Continued from part two.

After reviewing two different game manufacturers' systems of "game genres" used for marketing and selling their titles, here is a player's-eye analysis of different arcade game types. The author takes an almost phenomenological approach: he classifies each game type by the interface through which he experiences the game. Delineating titles by these distinct interface designs, shared among games of a common genre, happens to tend to classify games by their affordances given the player to navigate virtual spaces. Each interface is built around those affordances of navigation and action. This probably wasn't Kordestani's intent with the system, but I see it as a side effect that correlates with my own studies of cyberkinaesthetics.

The Gamester's "Types of Video Games"

The Gamester's Guide to Arcade Video Games (Paul Kordestani, TAB Books Inc., 1983)

Paul Kordestani's The Gamester's Guide to Arcade Video Games (1983) is a hard-to-find, early guide to winning arcade game strategies. Many early texts about digital games are focused on tips and tricks to impress the other players at the arcade or maybe get ahead at tournaments. Kordestani is billed as a business consultant and arcade game enthusiast and founder of GAMESTER, Inc., "an arcade game player's support group."

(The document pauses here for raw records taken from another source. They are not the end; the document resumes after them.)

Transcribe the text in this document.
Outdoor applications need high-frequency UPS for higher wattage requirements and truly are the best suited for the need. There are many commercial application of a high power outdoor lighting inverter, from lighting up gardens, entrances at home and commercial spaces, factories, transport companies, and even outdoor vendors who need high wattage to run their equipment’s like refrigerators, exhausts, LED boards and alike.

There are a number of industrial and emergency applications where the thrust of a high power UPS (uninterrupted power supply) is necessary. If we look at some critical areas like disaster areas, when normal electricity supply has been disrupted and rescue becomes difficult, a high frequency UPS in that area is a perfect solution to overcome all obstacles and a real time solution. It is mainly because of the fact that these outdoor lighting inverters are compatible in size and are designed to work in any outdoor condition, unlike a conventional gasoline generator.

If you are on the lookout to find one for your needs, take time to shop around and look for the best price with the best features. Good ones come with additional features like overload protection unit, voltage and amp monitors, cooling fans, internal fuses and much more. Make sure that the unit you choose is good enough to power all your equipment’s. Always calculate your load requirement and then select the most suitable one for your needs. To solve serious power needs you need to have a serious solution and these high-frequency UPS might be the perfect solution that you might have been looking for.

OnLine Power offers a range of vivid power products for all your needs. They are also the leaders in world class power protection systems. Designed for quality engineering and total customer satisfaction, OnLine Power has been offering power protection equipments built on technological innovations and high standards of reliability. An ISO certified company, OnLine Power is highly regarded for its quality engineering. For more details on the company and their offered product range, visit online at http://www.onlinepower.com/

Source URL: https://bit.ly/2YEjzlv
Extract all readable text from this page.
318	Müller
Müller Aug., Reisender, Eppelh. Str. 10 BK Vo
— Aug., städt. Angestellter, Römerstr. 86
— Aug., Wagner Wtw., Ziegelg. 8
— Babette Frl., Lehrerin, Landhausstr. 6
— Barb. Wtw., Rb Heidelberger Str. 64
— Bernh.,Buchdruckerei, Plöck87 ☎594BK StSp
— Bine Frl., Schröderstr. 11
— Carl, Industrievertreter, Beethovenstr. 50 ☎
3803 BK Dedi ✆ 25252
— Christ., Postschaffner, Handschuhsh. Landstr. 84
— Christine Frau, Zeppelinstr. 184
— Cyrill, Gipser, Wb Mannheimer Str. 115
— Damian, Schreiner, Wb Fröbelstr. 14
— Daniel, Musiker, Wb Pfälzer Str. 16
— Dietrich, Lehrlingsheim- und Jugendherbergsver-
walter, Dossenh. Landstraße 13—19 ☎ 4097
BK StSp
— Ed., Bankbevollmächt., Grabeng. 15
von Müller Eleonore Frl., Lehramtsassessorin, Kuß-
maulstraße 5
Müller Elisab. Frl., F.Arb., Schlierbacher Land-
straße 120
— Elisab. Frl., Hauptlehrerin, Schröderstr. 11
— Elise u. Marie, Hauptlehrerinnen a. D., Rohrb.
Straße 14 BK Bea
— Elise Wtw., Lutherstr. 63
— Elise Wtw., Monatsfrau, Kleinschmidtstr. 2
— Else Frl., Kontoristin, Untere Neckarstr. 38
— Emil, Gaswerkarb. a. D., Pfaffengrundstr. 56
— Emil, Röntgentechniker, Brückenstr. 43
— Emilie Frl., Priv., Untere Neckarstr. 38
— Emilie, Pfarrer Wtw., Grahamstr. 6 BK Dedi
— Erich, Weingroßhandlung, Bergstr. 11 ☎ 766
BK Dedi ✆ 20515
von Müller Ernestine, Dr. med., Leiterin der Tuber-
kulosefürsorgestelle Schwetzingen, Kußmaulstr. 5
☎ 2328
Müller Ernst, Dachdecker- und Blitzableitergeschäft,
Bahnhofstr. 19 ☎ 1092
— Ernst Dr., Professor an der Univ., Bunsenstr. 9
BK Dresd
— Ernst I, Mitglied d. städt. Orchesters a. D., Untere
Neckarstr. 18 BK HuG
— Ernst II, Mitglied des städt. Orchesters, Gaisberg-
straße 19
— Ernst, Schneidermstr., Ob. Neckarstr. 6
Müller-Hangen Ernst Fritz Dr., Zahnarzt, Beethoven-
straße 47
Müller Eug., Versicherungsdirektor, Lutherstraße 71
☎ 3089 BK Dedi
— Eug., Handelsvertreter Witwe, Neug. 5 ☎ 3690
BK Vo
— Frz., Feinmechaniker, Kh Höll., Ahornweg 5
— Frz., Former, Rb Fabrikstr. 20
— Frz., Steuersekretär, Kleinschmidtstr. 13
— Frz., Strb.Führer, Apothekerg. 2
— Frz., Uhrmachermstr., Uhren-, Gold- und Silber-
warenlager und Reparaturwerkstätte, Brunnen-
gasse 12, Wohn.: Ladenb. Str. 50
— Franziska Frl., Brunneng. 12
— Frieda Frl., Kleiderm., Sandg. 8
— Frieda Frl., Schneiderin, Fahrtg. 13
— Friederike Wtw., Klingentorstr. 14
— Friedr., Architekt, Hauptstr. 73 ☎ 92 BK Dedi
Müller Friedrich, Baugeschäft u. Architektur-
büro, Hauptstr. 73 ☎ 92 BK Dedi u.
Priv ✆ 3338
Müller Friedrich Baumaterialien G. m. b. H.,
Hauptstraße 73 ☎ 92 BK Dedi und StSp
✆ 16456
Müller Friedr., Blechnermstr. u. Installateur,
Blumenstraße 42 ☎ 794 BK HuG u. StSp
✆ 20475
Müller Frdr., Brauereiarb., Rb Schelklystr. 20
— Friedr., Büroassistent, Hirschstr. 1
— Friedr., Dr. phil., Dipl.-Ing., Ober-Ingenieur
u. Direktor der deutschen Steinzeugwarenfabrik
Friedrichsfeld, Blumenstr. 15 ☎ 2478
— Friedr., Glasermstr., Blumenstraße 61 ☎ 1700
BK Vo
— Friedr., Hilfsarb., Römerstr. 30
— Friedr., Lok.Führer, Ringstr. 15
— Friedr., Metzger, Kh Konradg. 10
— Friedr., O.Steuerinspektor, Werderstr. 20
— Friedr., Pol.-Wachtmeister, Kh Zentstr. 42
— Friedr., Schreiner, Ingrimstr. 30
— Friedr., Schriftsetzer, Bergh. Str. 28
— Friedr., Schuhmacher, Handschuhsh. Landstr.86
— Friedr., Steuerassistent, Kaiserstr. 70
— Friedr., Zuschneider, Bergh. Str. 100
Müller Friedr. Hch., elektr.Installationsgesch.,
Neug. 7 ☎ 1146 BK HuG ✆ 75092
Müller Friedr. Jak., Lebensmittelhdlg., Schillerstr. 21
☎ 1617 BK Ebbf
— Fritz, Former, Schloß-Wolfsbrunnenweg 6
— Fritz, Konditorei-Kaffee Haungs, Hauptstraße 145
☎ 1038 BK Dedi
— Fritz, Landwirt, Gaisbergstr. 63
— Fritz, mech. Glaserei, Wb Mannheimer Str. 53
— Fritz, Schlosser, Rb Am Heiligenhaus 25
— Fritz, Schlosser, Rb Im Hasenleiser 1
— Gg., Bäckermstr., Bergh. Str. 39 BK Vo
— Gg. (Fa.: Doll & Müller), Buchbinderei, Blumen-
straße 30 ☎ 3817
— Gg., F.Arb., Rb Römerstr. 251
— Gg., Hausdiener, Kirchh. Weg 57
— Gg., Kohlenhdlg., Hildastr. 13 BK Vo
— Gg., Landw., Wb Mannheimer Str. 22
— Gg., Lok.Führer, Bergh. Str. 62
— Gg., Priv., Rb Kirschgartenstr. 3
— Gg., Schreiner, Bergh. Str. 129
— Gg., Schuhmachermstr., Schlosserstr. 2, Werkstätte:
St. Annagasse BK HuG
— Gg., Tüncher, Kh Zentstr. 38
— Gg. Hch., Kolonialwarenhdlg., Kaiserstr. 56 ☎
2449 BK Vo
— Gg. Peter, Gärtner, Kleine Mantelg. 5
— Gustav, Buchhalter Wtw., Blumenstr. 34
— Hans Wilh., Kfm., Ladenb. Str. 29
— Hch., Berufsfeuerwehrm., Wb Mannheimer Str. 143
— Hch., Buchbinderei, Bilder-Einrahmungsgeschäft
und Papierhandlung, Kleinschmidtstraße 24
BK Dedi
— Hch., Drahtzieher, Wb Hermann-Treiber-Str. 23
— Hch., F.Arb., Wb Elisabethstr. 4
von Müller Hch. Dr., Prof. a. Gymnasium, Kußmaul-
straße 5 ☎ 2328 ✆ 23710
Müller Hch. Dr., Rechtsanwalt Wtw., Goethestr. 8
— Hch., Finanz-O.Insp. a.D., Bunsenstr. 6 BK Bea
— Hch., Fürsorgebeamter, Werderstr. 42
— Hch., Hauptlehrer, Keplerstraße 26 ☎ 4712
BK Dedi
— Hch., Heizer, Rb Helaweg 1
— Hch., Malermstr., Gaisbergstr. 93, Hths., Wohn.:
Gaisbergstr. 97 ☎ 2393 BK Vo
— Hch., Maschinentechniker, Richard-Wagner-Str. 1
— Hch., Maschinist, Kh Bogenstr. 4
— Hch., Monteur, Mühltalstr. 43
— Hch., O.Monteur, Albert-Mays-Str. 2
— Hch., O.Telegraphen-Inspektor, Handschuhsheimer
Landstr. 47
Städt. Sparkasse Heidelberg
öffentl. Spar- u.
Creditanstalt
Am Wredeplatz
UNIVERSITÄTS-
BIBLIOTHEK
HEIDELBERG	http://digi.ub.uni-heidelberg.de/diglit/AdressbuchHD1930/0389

The book's publisher, TAB Books, is better known for publishing guidebooks on all manner of technical subjects: electronics, lasers, robotics, and computers (I've owned TAB books on all these topics). TAB's other book on video games (that I know of), How to Repair Video Games (1978), is much like the other tinkering and repair guides they publish. Kordestani's Gamester's Guide is unusual as it is a different type of technical guide that describes gameplay and techniques more than electronics design or computer architecture.

Part I of this book consists of general information about games gleaned from Kordestani's "17 months of research and writing" (pg. vii). As the title implies, this book focuses on video arcade games, and there is information on game cabinet styles, general functionality, popularity, terminology, history, and even controversies. Chapter 3 is where Kordestani describes his "Types of Video Games," a sort of game taxonomy based on control methods and movement affordances. This is an unusual take on the concept of game genre, but is one that ignores in-game representation and focuses mostly on the human-computer interface through which the game is controlled. Each game type is classified by letter.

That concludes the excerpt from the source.